Hi, for a particular reason, I need to hand-derive a derivative for a GELU and it has to match the GELU implementation in Pytorch, but I tried finding the exact GELU formula and I’m a little confused. Could someone help simplify it for me by confirming whether the following is exactly equivalent to torch.nn.GELU:
Hmm, but how does Pytorch implement that integral? Is there no simple function equivalent to Pytorch’s implementation you could provide that I could enter into the following website:
erf() is a so-called special function. It is well studied, well
understood, and (reasonably) easy to calculate with modern
numerical analysis techniques.
But there is no “simple function equivalent” to it (other than erf()
or things like the integral used to define it). So erf() is the best
you’ve got.
If you want to “compute a derivative by hand,” that’s easy, because
the derivative of erf() is an elementary function, namely the
normal distribution.
My pocket calculator doesn’t know how anything about erf(), so
there’s no practical way for me to calculate erf() with my calculator.

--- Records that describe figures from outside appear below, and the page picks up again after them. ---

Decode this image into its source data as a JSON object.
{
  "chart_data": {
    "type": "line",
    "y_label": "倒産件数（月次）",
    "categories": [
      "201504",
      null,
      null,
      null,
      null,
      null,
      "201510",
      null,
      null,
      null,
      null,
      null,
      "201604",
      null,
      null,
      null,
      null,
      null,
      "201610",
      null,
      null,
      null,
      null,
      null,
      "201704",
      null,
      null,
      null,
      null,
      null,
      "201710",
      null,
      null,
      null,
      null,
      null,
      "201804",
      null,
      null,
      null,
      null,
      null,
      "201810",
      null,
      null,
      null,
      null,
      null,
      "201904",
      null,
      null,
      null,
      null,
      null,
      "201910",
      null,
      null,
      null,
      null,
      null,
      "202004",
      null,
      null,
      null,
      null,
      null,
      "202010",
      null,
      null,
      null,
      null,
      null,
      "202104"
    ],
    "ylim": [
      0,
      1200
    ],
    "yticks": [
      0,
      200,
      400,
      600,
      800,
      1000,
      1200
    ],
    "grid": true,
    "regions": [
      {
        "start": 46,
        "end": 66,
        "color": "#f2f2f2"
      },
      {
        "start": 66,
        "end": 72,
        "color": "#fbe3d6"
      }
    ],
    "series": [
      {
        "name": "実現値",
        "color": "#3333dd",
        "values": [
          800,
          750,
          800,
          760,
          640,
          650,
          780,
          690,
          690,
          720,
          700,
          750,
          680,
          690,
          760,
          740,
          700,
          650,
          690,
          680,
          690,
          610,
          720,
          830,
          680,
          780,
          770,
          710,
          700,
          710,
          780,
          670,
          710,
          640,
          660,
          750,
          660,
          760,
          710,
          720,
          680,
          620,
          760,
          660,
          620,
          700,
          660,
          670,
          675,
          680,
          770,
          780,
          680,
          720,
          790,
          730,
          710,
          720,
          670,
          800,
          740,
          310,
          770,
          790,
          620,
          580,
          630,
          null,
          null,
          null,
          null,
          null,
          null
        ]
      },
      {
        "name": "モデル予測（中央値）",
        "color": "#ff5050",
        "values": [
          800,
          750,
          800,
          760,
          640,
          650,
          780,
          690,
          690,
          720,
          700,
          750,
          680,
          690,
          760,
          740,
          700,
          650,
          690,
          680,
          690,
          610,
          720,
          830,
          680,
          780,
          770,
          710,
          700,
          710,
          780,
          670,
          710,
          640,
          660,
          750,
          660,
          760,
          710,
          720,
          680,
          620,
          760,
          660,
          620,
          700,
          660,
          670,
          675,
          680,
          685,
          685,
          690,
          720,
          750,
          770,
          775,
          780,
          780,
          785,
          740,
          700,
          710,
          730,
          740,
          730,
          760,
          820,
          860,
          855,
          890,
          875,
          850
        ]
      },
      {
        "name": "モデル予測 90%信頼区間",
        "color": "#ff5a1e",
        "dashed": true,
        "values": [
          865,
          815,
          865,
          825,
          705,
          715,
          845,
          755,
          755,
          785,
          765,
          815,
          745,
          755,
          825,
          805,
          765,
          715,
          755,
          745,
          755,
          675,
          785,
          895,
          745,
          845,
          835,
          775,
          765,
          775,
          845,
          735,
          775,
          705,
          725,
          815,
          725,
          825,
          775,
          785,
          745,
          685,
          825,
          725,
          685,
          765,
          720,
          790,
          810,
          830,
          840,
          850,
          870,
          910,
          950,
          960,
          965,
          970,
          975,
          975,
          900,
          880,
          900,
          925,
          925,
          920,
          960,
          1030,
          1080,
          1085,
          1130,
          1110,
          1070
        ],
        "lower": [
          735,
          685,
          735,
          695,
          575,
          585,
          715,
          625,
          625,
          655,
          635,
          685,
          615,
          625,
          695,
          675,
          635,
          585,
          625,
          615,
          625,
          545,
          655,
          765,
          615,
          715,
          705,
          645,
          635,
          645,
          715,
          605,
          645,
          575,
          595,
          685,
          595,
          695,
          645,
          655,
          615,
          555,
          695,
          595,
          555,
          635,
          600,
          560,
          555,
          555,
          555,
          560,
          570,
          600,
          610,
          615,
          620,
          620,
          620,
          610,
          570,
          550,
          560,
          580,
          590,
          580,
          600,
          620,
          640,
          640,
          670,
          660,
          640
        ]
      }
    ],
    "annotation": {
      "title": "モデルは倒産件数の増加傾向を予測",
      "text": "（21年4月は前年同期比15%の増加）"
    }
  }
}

But python does know about erf(), so math.erf (1.234) works
just fine in python.
If the calculus tool you linked to knows about erf(), then you should
be good. If it doesn’t, you’ll have to “compute a derivative by hand”
(or switch to a better calculus tool).
I’m confused, if there is no function equivalent, then how does Pytorch compute it? From reading about GeLU, it seems like they used an approximation of the erf function in the paper using tanh.